In this work, following our recent findings in [1], we extend our analysis to explore the generalization of spherically symmetric and static black-bounce solutions, known from General Relativity, within the framework of the $f(R)$ theory in the metric formalism. We develop a general approach to determine the sources for any model where $f(R) = R + H(R)$, provided that the corresponding source for the bounce metric in General Relativity is known. As a result, we demonstrate that black-bounce solutions can emerge from this theory when considering the coupling of $f(R)$ gravity with nonlinear electrodynamics and a partially phantom scalar field. We also analyzed the energy conditions of these solutions and found that, unlike in General Relativity, it is possible to satisfy all energy conditions in certain regions of space-time.

Figures (10)

• Figure 1: Behavior of $f(R)$ as a function of the radial coordinate (left panel) and as a function of the curvature scalar (right panel), fixing $a = m = 1$ and varying the values of the parameter $a_1$. As we can see, $f(R(r))$ is not symmetric under the transformation $r \to -r$ when $a_1 \neq 0$. This happens because $f_R(r)$ is linear in the radial coordinate, $f_R = 1 + a_1 r$. Nevertheless, the curvature scalar is symmetric under $r \to -r$. This means that under this transformation we obtain the same value of the curvature scalar but a different value of $f(R(r))$, leading to the multivalued behavior shown in the right-hand figure: the same value of the curvature scalar can correspond to two different values of $f(R)$.

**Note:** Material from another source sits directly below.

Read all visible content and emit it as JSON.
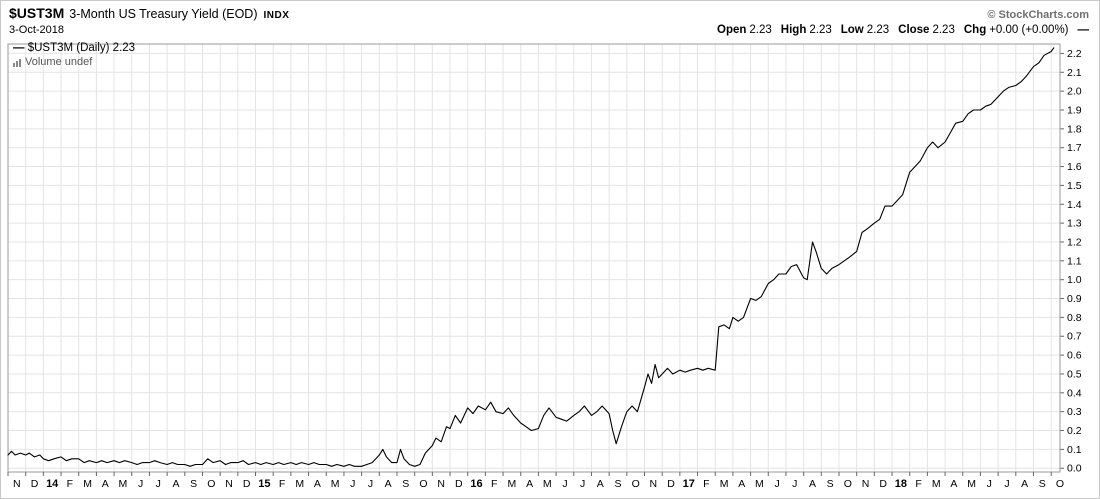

• Figure 2: Scalaron mass $m_\psi^2$ as a function of the radial coordinate $r$ for $a_1 = 1$ (left) and $a_1 = -1$ (right), with $a = m = 1$. Again, for both $a_1 > 0$ and $a_1 < 0$, there are regions where the scalaron mass is positive.
• Figure 3: Behavior of $f(R)$ as a function of the radial coordinate (left panel) and as a function of the curvature scalar (right panel), fixing $a = m = 1$ and varying the values of the parameter $a_2$. In this case, the function $f(R(r))$ is symmetric under the transformation $r \to -r$, even when $a_2 \neq 0$. This ensures that we obtain a single value of $f(R)$ for each value of the curvature scalar, thereby avoiding any multivalued behavior.
• Figure 4: Scalaron mass $m_\psi^2$ as a function of the radial coordinate $r$ for $a_2 = 1$ (left) and $a_2 = -1$ (right), with $a = m = 1$. In this case, $m_\psi^2 <0$ in more central regions for $a_2>0$, and positive in some regions for $a_2<0$, indicating that stability regions exist for this case.
• Figure 5: Behavior of the function $f(R)$ as a function of the radial coordinate (left panel) and as a function of the curvature scalar (right panel), fixing $a = m = 1$ and varying the values of the parameter $a_1$. In this case, the function $f(R(r))$ is symmetric under the transformation $r \to -r$, even when $a_\Sigma \neq 0$. This ensures that we obtain a single value of $f(R)$ for each value of the curvature scalar, thereby avoiding any multivalued behavior.